I’m writing from Czestochowa! Today, we prayed the Mass in the Basilica where the image of the Black Madonna is located. They usually rush you through, but we have an extra priest on our pilgrimage who is handicapped, and his wheelchair got stuck right at the walkway/perimeter that goes around the interior of the Basilica. That meant we were almost to the altar and Mass was taking place. We couldn’t move forward because the wheelchair couldn’t go forward. We couldn’t go backward. The line behind us was long, and only moved in one direction. Forward.
We were in a quandary. What do we do with Father’s wheelchair? How do we keep the line moving so as not to disrupt the Mass taking place right on the other side of the little rail?
We have some young men on pilgrimage with us, and they ran to his aid. They lifted and carried the elderly priest twenty feet or so and collapsed the wheelchair to get it through the narrow passageway. So the rest of us behind them were waiting, on our knees, in front of the image of Our Lady at the very moment of consecration.
If one has to be stuck somewhere, that’s a pretty good place to be stuck.
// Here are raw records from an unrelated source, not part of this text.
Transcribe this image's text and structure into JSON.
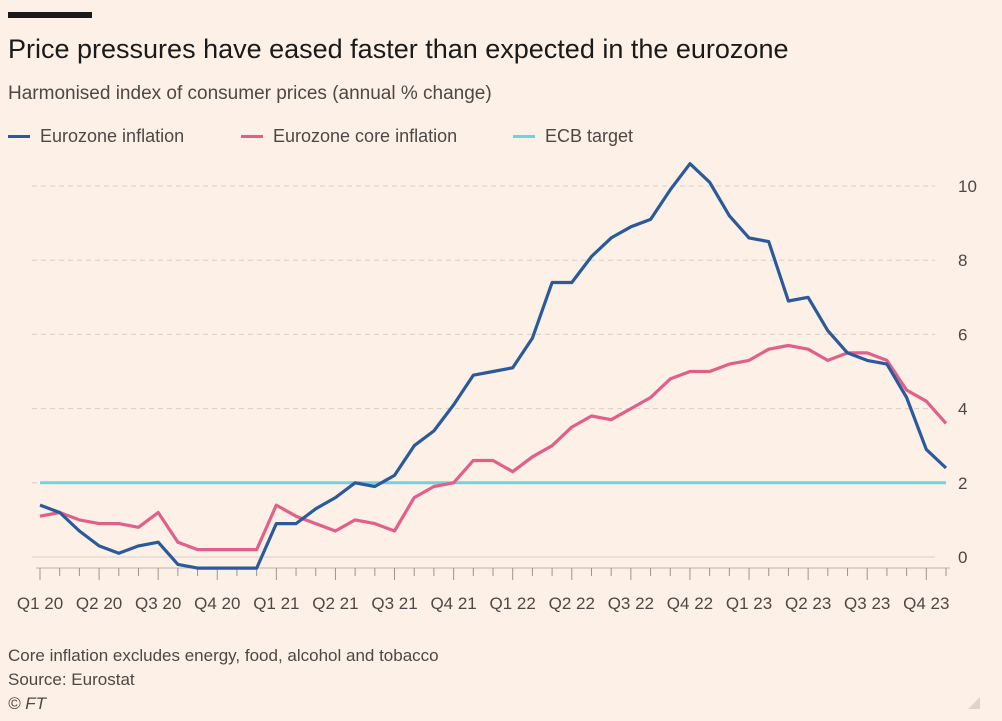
{
  "header": {
    "title": "Price pressures have eased faster than expected in the eurozone",
    "subtitle": "Harmonised index of consumer prices (annual % change)"
  },
  "footer": {
    "note": "Core inflation excludes energy, food, alcohol and tobacco",
    "source": "Source: Eurostat",
    "credit": "© FT"
  },
  "colors": {
    "headline": "#2a5a9b",
    "core": "#e0608a",
    "target": "#72d2e0",
    "grid": "#d9cec5",
    "background": "#fdf0e6"
  },
  "chart_data": {
    "type": "line",
    "title": "Price pressures have eased faster than expected in the eurozone",
    "subtitle": "Harmonised index of consumer prices (annual % change)",
    "ylim": [
      -0.3,
      10.6
    ],
    "yticks": [
      0,
      2,
      4,
      6,
      8,
      10
    ],
    "y_axis_side": "right",
    "grid": "horizontal dashed",
    "legend": "top-left",
    "xtick_labels": [
      "Q1 20",
      "Q2 20",
      "Q3 20",
      "Q4 20",
      "Q1 21",
      "Q2 21",
      "Q3 21",
      "Q4 21",
      "Q1 22",
      "Q2 22",
      "Q3 22",
      "Q4 22",
      "Q1 23",
      "Q2 23",
      "Q3 23",
      "Q4 23"
    ],
    "x": [
      "2020-01",
      "2020-02",
      "2020-03",
      "2020-04",
      "2020-05",
      "2020-06",
      "2020-07",
      "2020-08",
      "2020-09",
      "2020-10",
      "2020-11",
      "2020-12",
      "2021-01",
      "2021-02",
      "2021-03",
      "2021-04",
      "2021-05",
      "2021-06",
      "2021-07",
      "2021-08",
      "2021-09",
      "2021-10",
      "2021-11",
      "2021-12",
      "2022-01",
      "2022-02",
      "2022-03",
      "2022-04",
      "2022-05",
      "2022-06",
      "2022-07",
      "2022-08",
      "2022-09",
      "2022-10",
      "2022-11",
      "2022-12",
      "2023-01",
      "2023-02",
      "2023-03",
      "2023-04",
      "2023-05",
      "2023-06",
      "2023-07",
      "2023-08",
      "2023-09",
      "2023-10",
      "2023-11"
    ],
    "series": [
      {
        "name": "Eurozone inflation",
        "color": "#2a5a9b",
        "values": [
          1.4,
          1.2,
          0.7,
          0.3,
          0.1,
          0.3,
          0.4,
          -0.2,
          -0.3,
          -0.3,
          -0.3,
          -0.3,
          0.9,
          0.9,
          1.3,
          1.6,
          2.0,
          1.9,
          2.2,
          3.0,
          3.4,
          4.1,
          4.9,
          5.0,
          5.1,
          5.9,
          7.4,
          7.4,
          8.1,
          8.6,
          8.9,
          9.1,
          9.9,
          10.6,
          10.1,
          9.2,
          8.6,
          8.5,
          6.9,
          7.0,
          6.1,
          5.5,
          5.3,
          5.2,
          4.3,
          2.9,
          2.4
        ]
      },
      {
        "name": "Eurozone core inflation",
        "color": "#e0608a",
        "values": [
          1.1,
          1.2,
          1.0,
          0.9,
          0.9,
          0.8,
          1.2,
          0.4,
          0.2,
          0.2,
          0.2,
          0.2,
          1.4,
          1.1,
          0.9,
          0.7,
          1.0,
          0.9,
          0.7,
          1.6,
          1.9,
          2.0,
          2.6,
          2.6,
          2.3,
          2.7,
          3.0,
          3.5,
          3.8,
          3.7,
          4.0,
          4.3,
          4.8,
          5.0,
          5.0,
          5.2,
          5.3,
          5.6,
          5.7,
          5.6,
          5.3,
          5.5,
          5.5,
          5.3,
          4.5,
          4.2,
          3.6
        ]
      },
      {
        "name": "ECB target",
        "color": "#72d2e0",
        "values": [
          2,
          2,
          2,
          2,
          2,
          2,
          2,
          2,
          2,
          2,
          2,
          2,
          2,
          2,
          2,
          2,
          2,
          2,
          2,
          2,
          2,
          2,
          2,
          2,
          2,
          2,
          2,
          2,
          2,
          2,
          2,
          2,
          2,
          2,
          2,
          2,
          2,
          2,
          2,
          2,
          2,
          2,
          2,
          2,
          2,
          2,
          2
        ]
      }
    ]
  }
}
I watched the young men. These handsome, fit Catholic knew how to take care of a priest, how to honor his dignity, how to throw open the doors to pilgrimage for one the rest of the world would have told to stay home.
But as Catholics, we get it. We hunger for this one to have access to the mysteries of the Kingdom. He has brought us Jesus for years and years. And today, as he let the men carry him, as his face registered nothing but joy in seeing the Black Madonna and the Basilica and the moment of Consecration—my heart sensed a very specific charism.
Saint John Paul II had taught us all many things. He had taught us to love all life, to respect and honor our priests who love God and are devoted to the Blessed Mother—and he taught this aging priest how to age and submit humbly to the indignities of life—because it is in that moment that the Holy Spirit brings divine dignity to the situation.
And I cried.
Oh, how I cried.
I watched as they rounded the corner, as the wheelchair passed a sister in full habit, how she reached out her hand to the priest and said something with a smile on her face. She was saying thank you, even though I don’t know what she said exactly. She was honoring him for having the courage to keep saying yes to God.
It was a moment.
A moment between a priest and a dynamic woman of Christ.
And I cried some more.
When we were ushered into a private room so that our priest could have a few minutes to recover from the ordeal, I went to him, and I, too, said thank you. He smiled and asked me if I wanted a priestly blessing.
Oh, yes. Please, Father.
And I knelt at his wheelchair, the one that had tried to give us some fits before the miraculous icon of the Lady of Czestochowa. And I felt his hand upon my head. So steady. So filled with power.